While there’s strong consensus that medication-assisted treatment (MAT) should be the standard of care, it often doesn’t reach the people most in need of evidence-based therapy.
Speaking at the press briefing, Alex Elswick, 28, founder of Voices of Hope in Lexington, Kentucky, and a person in long-term recovery, said he was initially prescribed painkillers following the removal of his wisdom teeth. He then became addicted to opioids, then heroin.
Elswick spent time in jail and on the streets while cycling through periods of recovery and relapse.
“The entire time that I was addicted I never initiated on medication for opioid use disorder, because none of the health professionals I interacted with ever presented it to me as a legitimate option, despite the fact the research tells me that it’s the gold standard for treating my condition.”
Elswick said he sought help for his addiction.
“[E]very time I left the treatment center, they called it a graduation, and they handed me a pamphlet with a list of ’12 step’ meetings … and every time I relapsed and I devastated my family, because there was never a meaningful linkage to long-term recovery support services.”
Elswick said he’s been to more funerals than weddings due to the epidemic and is heading to another funeral — that of a young man from his college who overdosed — on Friday.
“I’m sorry to say that HEAL came too late for him, but HEAL is just in time for the tens of thousands of lives it’s going to save going forward,” he said.
Elements of the study include increasing distribution of naloxone and connecting those within the criminal justice system to treatment for opioid use disorders, noted the NIH press release.
Asked about stigma as a barrier to treatment and the oft-repeated line that MAT is just “replacing one drug with another,” NIH Director Francis Collins, MD, PhD, called them “destructive.”
“If you’re setting up a treatment for opioid addiction, it has to include medication,” Collins told MedPage Today, citing a March report from the National Academies of Sciences, Engineering, and Medicine. “Without medication the failure rates are dramatically high.”
While psychosocial supports are important in combination with medication, Collins added, “what we really need less of, and I know this is hard for people to hear … are 28-day ‘detox’ programs that send people out, after 28 days, without medication treatment and without a plan. That is often the area of greatest risk for somebody to fall back into the same pattern and end up with an overdose and even a death.”
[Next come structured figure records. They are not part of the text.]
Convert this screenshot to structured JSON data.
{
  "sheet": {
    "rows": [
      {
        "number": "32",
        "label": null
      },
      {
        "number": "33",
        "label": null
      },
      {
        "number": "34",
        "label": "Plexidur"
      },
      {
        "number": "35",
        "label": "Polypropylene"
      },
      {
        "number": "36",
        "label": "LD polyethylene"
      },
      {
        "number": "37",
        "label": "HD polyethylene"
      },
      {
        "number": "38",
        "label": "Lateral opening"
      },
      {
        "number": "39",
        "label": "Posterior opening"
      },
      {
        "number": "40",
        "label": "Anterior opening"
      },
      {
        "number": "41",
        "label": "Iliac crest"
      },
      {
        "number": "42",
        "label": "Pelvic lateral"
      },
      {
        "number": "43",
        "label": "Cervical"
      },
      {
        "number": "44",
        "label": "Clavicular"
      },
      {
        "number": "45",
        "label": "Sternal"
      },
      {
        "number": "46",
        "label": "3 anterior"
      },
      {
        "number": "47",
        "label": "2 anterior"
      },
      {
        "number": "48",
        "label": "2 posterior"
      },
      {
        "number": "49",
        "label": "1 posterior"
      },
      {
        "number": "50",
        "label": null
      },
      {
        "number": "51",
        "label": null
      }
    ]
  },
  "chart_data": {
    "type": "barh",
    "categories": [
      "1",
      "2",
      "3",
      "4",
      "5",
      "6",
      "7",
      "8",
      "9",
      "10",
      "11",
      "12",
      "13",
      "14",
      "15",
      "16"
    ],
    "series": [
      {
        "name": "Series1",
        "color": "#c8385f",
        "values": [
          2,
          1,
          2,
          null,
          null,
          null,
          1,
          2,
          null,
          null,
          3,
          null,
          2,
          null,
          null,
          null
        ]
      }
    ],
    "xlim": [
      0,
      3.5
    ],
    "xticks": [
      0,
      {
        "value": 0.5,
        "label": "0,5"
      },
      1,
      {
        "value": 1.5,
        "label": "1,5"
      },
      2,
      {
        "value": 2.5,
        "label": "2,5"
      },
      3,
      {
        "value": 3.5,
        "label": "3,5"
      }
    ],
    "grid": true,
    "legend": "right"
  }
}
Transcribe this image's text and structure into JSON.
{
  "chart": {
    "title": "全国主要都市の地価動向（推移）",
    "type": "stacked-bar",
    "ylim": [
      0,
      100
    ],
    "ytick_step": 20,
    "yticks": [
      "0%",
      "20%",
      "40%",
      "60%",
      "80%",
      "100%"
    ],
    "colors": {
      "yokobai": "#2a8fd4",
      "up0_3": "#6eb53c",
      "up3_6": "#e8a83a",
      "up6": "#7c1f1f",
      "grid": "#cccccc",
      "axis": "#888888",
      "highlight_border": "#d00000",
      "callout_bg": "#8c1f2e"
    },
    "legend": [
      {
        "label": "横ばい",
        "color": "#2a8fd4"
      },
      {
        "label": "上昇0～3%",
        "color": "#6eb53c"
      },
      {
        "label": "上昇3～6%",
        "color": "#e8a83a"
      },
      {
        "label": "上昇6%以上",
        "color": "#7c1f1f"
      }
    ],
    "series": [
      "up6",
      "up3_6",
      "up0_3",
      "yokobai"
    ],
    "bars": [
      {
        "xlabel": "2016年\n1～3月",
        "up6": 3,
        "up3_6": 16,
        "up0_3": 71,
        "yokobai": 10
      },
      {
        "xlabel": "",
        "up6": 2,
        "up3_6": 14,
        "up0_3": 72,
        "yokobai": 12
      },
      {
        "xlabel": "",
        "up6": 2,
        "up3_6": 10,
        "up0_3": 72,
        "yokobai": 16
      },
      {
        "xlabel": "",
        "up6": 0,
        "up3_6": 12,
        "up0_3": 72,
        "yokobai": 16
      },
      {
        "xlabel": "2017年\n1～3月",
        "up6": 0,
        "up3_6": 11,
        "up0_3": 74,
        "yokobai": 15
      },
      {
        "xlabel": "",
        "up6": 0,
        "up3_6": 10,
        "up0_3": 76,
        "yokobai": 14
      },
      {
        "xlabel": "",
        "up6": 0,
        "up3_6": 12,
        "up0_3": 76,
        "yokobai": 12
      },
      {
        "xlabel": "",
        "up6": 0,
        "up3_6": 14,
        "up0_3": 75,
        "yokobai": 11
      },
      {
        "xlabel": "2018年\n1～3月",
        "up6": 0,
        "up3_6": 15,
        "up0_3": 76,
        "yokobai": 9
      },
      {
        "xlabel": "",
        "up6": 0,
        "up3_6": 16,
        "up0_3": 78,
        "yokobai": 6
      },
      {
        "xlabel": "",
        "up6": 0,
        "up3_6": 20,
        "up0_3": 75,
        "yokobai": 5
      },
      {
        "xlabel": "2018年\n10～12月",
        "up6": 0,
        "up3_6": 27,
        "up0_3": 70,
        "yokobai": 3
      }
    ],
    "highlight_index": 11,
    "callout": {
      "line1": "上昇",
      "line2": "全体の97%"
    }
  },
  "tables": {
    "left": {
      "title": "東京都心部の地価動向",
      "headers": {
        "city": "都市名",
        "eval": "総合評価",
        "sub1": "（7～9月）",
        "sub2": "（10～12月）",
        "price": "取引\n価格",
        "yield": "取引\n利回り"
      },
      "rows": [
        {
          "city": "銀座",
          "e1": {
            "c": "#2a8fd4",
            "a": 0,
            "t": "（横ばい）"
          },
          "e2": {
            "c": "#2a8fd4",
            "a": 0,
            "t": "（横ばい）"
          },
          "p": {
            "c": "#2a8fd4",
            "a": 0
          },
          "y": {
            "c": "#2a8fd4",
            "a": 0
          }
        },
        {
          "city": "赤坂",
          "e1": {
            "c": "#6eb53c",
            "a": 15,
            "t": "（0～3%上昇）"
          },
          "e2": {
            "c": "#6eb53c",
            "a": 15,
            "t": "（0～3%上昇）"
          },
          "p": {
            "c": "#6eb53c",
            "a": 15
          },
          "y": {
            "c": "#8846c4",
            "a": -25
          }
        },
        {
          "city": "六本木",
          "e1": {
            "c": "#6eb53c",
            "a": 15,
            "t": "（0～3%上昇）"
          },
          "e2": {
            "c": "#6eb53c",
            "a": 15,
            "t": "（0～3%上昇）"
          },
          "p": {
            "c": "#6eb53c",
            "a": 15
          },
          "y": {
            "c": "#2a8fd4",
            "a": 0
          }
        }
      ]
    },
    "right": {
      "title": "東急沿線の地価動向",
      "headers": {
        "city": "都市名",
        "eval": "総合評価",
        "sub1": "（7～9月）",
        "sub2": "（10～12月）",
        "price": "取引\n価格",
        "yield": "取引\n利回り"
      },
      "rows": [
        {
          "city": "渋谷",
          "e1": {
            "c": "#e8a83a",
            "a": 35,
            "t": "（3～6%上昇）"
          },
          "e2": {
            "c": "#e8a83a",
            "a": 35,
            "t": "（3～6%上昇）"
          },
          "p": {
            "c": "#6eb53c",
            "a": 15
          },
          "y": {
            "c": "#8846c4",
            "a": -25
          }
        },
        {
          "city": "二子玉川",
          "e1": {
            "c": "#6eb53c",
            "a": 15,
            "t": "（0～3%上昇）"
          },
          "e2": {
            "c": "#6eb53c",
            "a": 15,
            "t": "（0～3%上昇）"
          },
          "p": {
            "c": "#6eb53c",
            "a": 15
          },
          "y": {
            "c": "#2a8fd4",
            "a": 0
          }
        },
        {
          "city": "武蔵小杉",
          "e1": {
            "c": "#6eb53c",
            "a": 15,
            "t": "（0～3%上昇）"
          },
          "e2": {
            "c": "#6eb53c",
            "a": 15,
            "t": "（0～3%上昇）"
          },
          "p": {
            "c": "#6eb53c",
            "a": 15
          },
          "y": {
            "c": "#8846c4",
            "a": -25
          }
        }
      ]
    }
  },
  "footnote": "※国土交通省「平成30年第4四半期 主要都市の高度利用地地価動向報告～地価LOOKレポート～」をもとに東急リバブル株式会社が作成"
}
The HEALing Communities study will cost more than $350 million.
The NIH will oversee the research study in combination with SAMHSA, which already funds many of prevention, treatment, and recovery support services that will be involved in the study, and in partnership with state and local government officials, said Adm. Brett Giroir, MD, HHS’s assistant secretary for health and its top opioid policy advisor.
The four academic institutions partnering in the study include the University of Kentucky in Lexington; Boston Medical Center; Columbia University in New York City; and Ohio State University in Columbus.
RTI International, based in North Carolina, will be responsible for coordinating the study as well as managing “data analysis, health economics research, and widespread dissemination of research findings over the course of the study.”
A SAMHSA spokesperson reminded the press and clinicians that digital tools for identifying treatment centers can be found through SAMHSA’s treatment locator.